Origami Smart Display

origamiThe London book fair, just finished. At it, there was no sign of an e-book reader from Microsoft – which is odd, because all the stuff Microsoft has been teasing us about with Origami looks exactly the sort of thing that the Book Fair would have got excited about.

Unless, of course, it’s the long-awaited portable XBox? Good question. What is Origami, then?

Origami is another “Smart Display” – but one which imitates the Nokia 770 Internet Tablet. You probably missed the Smart Display, anyway; and the 770 was only really revealed last week, at a Linux show, but both are weird devices.

Smart Display: it was a flat display. But instead of being stuck on your desk, it was portable.

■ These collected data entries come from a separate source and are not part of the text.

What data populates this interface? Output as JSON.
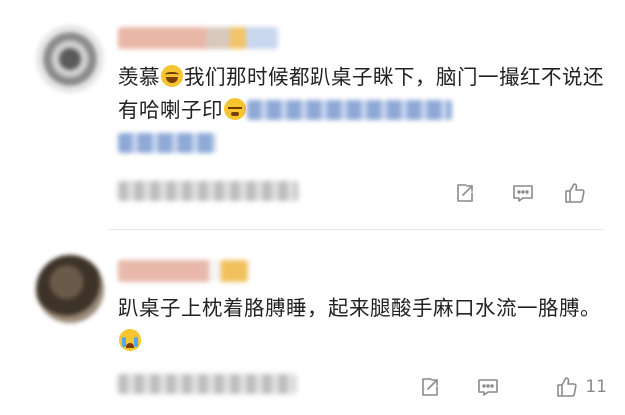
{
  "comments": [
    {
      "text_parts": [
        "羡慕",
        "我们那时候都趴桌子眯下，脑门一撮红不说还有哈喇子印"
      ],
      "emojis": [
        "laugh-emoji",
        "sleep-emoji"
      ],
      "like_count": ""
    },
    {
      "text_parts": [
        "趴桌子上枕着胳膊睡，起来腿酸手麻口水流一胳膊。"
      ],
      "emojis": [
        "cry-emoji"
      ],
      "like_count": "11"
    }
  ],
  "icons": {
    "share": "share-icon",
    "comment": "comment-icon",
    "like": "thumbs-up-icon"
  },
  "colors": {
    "text": "#222222",
    "icon": "#888888",
    "blur_link": "#8fa9d6"
  }
}
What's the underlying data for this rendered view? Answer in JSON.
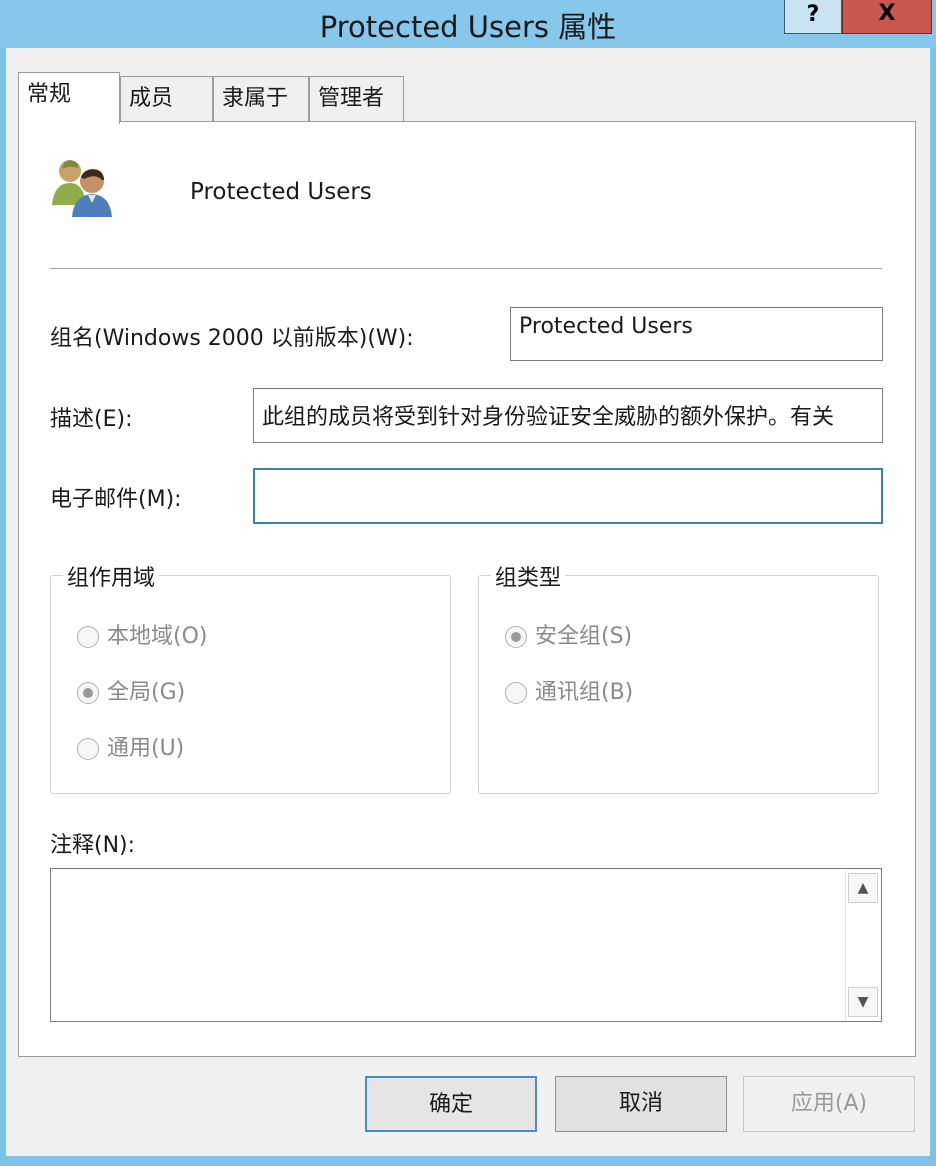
{
  "window": {
    "title": "Protected Users 属性",
    "help_label": "?",
    "close_label": "X"
  },
  "tabs": [
    {
      "label": "常规",
      "active": true
    },
    {
      "label": "成员",
      "active": false
    },
    {
      "label": "隶属于",
      "active": false
    },
    {
      "label": "管理者",
      "active": false
    }
  ],
  "general": {
    "group_icon": "group-users-icon",
    "group_name": "Protected Users",
    "pre2000_label": "组名(Windows 2000 以前版本)(W):",
    "pre2000_value": "Protected Users",
    "description_label": "描述(E):",
    "description_value": "此组的成员将受到针对身份验证安全威胁的额外保护。有关",
    "email_label": "电子邮件(M):",
    "email_value": "",
    "scope": {
      "title": "组作用域",
      "options": [
        {
          "label": "本地域(O)",
          "checked": false
        },
        {
          "label": "全局(G)",
          "checked": true
        },
        {
          "label": "通用(U)",
          "checked": false
        }
      ]
    },
    "type": {
      "title": "组类型",
      "options": [
        {
          "label": "安全组(S)",
          "checked": true
        },
        {
          "label": "通讯组(B)",
          "checked": false
        }
      ]
    },
    "notes_label": "注释(N):",
    "notes_value": ""
  },
  "buttons": {
    "ok": "确定",
    "cancel": "取消",
    "apply": "应用(A)"
  },
  "colors": {
    "titlebar": "#86c7eb",
    "close": "#c8574d",
    "default_button_border": "#4a8ccb"
  }
}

You pulled the screen out of the stand, and took it downstairs; it had WiFi inside it, and as soon as it noticed it was mobile, it looked for the host computer.

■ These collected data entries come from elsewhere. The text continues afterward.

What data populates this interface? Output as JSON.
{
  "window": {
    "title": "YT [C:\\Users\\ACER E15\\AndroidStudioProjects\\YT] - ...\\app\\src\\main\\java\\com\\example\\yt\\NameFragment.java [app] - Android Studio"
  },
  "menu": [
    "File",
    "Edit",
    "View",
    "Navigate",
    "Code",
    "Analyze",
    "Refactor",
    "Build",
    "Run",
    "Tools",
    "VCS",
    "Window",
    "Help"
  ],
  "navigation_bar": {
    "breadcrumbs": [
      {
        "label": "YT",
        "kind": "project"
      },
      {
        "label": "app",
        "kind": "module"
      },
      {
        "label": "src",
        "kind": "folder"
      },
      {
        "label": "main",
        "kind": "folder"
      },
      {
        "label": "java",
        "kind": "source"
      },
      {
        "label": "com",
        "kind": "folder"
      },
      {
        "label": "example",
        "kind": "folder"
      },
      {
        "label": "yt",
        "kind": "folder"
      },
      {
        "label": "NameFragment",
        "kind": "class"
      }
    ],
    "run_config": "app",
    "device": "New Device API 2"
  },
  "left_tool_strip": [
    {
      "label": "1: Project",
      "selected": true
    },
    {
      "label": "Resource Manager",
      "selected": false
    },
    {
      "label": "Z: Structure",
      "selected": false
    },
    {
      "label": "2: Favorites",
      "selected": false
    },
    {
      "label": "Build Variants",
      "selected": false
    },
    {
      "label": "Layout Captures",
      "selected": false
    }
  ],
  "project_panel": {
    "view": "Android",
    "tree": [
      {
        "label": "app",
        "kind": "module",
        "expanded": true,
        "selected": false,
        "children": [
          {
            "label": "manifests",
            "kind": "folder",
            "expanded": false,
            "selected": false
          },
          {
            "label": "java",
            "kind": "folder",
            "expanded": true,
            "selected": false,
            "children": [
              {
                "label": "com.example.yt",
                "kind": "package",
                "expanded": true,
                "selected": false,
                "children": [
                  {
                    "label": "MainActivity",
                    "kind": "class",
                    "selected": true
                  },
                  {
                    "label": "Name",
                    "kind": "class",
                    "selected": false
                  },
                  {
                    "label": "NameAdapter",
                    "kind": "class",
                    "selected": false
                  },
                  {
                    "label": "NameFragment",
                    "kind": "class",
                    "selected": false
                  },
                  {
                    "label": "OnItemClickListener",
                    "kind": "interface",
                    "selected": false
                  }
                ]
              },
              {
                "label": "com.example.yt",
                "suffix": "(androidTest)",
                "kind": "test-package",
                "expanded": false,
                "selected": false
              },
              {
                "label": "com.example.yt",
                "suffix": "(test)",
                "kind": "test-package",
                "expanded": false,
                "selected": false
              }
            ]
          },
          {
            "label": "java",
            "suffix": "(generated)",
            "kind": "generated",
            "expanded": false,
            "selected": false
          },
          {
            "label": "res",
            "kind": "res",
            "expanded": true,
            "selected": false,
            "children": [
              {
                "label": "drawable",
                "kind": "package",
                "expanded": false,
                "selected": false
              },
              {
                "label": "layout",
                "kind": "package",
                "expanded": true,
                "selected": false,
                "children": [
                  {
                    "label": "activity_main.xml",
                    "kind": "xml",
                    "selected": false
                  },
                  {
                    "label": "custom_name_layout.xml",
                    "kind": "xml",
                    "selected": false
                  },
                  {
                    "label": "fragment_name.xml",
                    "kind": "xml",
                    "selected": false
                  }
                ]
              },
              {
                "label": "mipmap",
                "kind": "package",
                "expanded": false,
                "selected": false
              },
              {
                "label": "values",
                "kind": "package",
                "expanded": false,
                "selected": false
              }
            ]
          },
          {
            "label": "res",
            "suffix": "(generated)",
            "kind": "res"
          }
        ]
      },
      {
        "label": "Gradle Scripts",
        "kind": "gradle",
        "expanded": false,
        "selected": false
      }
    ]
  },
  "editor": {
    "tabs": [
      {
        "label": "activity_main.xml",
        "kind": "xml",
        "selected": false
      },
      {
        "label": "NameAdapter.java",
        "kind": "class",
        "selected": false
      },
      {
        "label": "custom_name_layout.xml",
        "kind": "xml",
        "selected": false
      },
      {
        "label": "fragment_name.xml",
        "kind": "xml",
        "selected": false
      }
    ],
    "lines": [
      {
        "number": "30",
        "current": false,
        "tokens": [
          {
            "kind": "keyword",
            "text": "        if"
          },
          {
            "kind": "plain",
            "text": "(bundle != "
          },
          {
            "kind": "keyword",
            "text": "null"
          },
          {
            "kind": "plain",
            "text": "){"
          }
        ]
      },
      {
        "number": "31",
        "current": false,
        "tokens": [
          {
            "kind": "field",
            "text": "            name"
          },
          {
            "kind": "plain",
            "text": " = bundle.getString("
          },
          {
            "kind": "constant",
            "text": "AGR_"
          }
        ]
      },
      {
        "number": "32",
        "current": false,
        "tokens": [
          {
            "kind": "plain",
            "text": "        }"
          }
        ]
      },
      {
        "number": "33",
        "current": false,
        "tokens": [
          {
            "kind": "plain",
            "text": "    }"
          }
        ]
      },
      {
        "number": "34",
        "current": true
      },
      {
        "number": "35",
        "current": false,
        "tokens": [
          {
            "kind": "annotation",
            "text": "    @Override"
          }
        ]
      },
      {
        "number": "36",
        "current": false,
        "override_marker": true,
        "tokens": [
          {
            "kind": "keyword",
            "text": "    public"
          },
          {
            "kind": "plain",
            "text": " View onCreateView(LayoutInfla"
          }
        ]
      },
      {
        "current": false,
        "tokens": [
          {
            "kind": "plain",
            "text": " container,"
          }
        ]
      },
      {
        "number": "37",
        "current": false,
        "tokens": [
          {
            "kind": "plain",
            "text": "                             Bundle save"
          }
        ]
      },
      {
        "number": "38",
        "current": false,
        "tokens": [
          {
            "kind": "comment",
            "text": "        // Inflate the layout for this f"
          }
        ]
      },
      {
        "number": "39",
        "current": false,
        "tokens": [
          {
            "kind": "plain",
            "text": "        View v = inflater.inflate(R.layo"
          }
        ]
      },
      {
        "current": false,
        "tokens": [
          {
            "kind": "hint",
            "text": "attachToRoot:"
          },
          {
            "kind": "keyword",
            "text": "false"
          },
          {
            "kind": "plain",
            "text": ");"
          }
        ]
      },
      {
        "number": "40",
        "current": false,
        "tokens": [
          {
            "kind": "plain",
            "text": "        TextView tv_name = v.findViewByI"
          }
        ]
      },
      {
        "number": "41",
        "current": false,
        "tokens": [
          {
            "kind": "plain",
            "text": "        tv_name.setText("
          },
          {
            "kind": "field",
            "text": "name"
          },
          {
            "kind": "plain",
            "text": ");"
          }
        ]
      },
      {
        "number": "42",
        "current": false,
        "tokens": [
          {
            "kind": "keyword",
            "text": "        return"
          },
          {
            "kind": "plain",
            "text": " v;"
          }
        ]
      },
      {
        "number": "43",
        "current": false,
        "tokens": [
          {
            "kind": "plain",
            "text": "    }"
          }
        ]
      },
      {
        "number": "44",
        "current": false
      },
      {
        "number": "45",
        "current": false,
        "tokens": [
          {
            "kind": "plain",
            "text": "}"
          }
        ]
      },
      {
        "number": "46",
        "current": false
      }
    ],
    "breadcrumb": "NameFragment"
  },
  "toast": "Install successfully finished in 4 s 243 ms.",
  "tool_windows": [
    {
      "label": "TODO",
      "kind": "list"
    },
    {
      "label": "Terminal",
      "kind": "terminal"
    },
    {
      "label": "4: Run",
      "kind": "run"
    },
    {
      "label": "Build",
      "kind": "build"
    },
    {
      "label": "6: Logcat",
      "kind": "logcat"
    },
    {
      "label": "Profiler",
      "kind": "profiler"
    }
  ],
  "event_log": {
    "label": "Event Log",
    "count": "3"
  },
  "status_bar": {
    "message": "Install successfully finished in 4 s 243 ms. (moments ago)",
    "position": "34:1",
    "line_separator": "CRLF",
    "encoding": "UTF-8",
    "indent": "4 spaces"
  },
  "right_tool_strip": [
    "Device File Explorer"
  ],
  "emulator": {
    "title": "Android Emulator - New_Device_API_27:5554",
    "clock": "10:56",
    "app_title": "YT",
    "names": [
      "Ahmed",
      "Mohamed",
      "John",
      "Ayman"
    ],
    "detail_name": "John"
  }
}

It was back in late 2003 that Microsoft canned Smart display, and at the time I remember writing: “The problem with it was pretty simple. If you got the small one, it was actually smaller than most Tablet PCs – and no cheaper. If you got the big one, it was really too heavy and clumsy to carry around.” And also, if you took it away from the home WiFi, it died. It was ONLY worth playing with indoors, while the WiFi was working. It had zero function out of range.

Origami is smaller still. But it works out in the open. An ideal device for a portable electronic book reader? We’ll find out tomorrow if the hardware is up to it, and one key question will be “can you read it in sunlight?” – but the real reason to be sceptical is “What will be available to read on it?”

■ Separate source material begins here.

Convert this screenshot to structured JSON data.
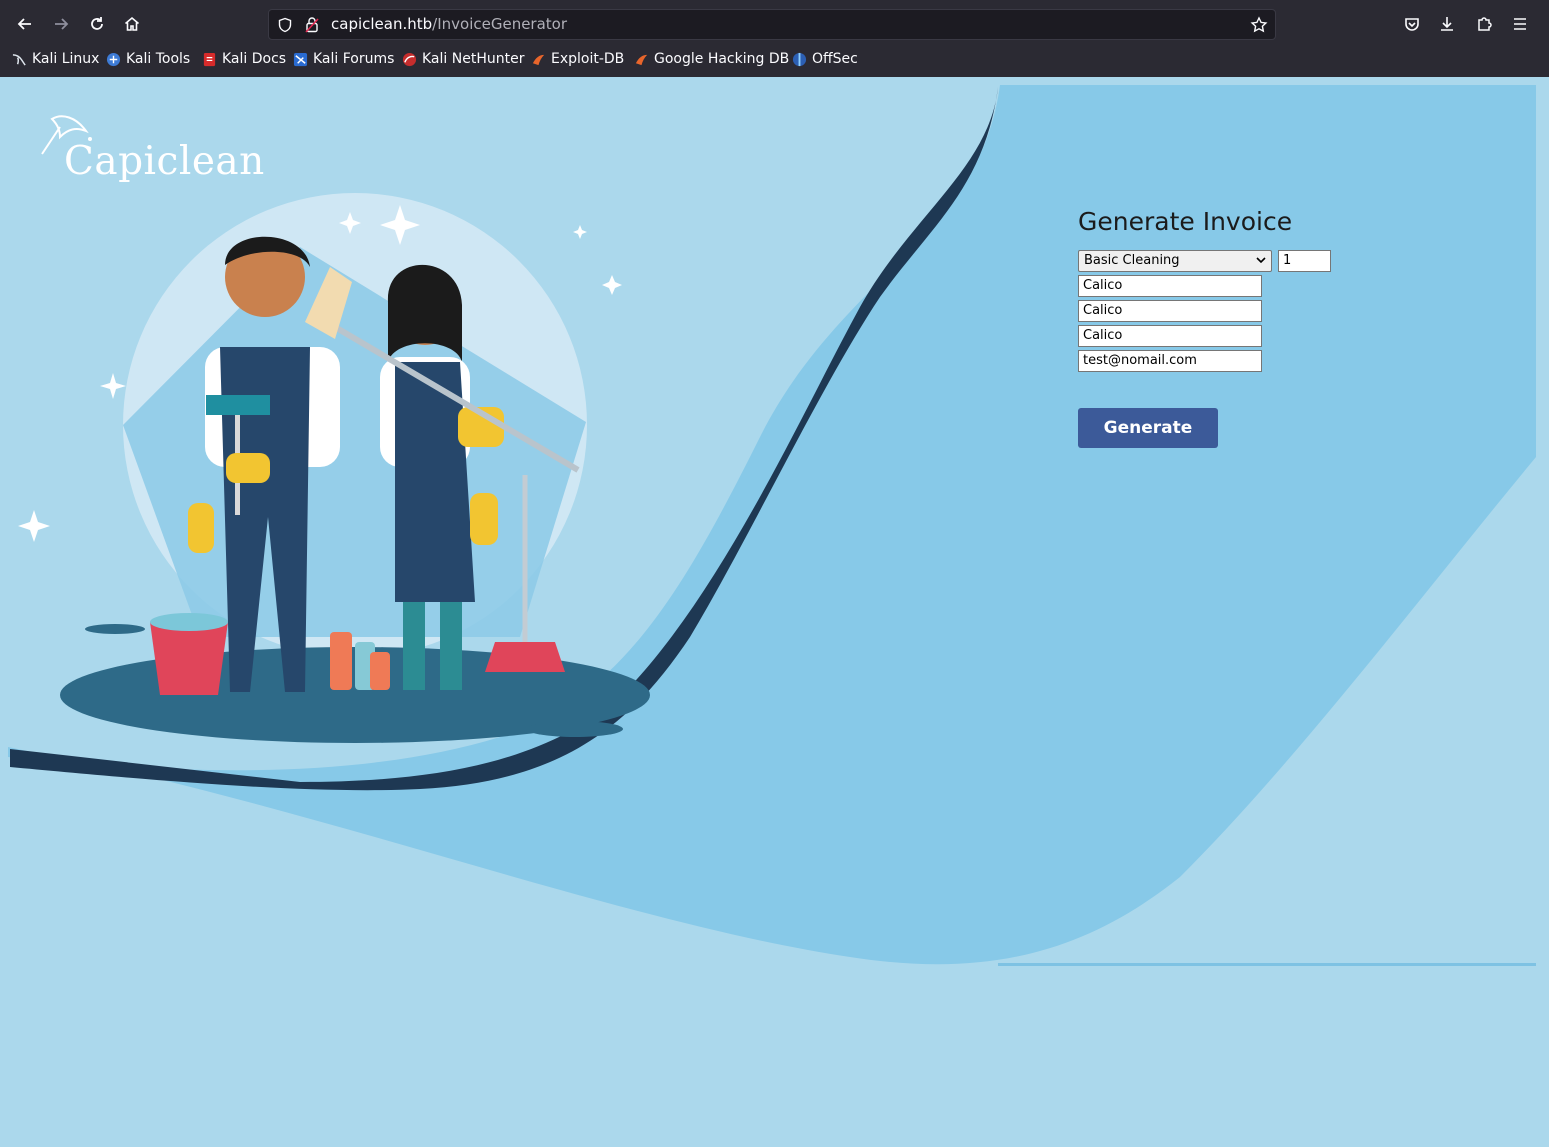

That’s where Microsoft loses out. Sony’s LibriĆ© may be disappointing, but it will (I promise!) have ten times the battery life of Origami, be readable in bright sun, and easier to read generally. And even if none of that was true, it would still win, because Sony has done an iPod on it, and signed up all the book publishers.

Microsoft can’t do that, because it isn’t making Origami. It has designed it; people like Samsung will actually make it.

So Origami isn’t an e-book reader. It’s not a pocket PC either, and it’s not a phone. It’s a light-weight Smart Display, with a “go anywhere” wireless. Who wants it?

Clue from PopCap Games. Bejeweled 2, Zuma, Bookworm. Is this, finally, the answer to the Playstation Portable by Microsoft?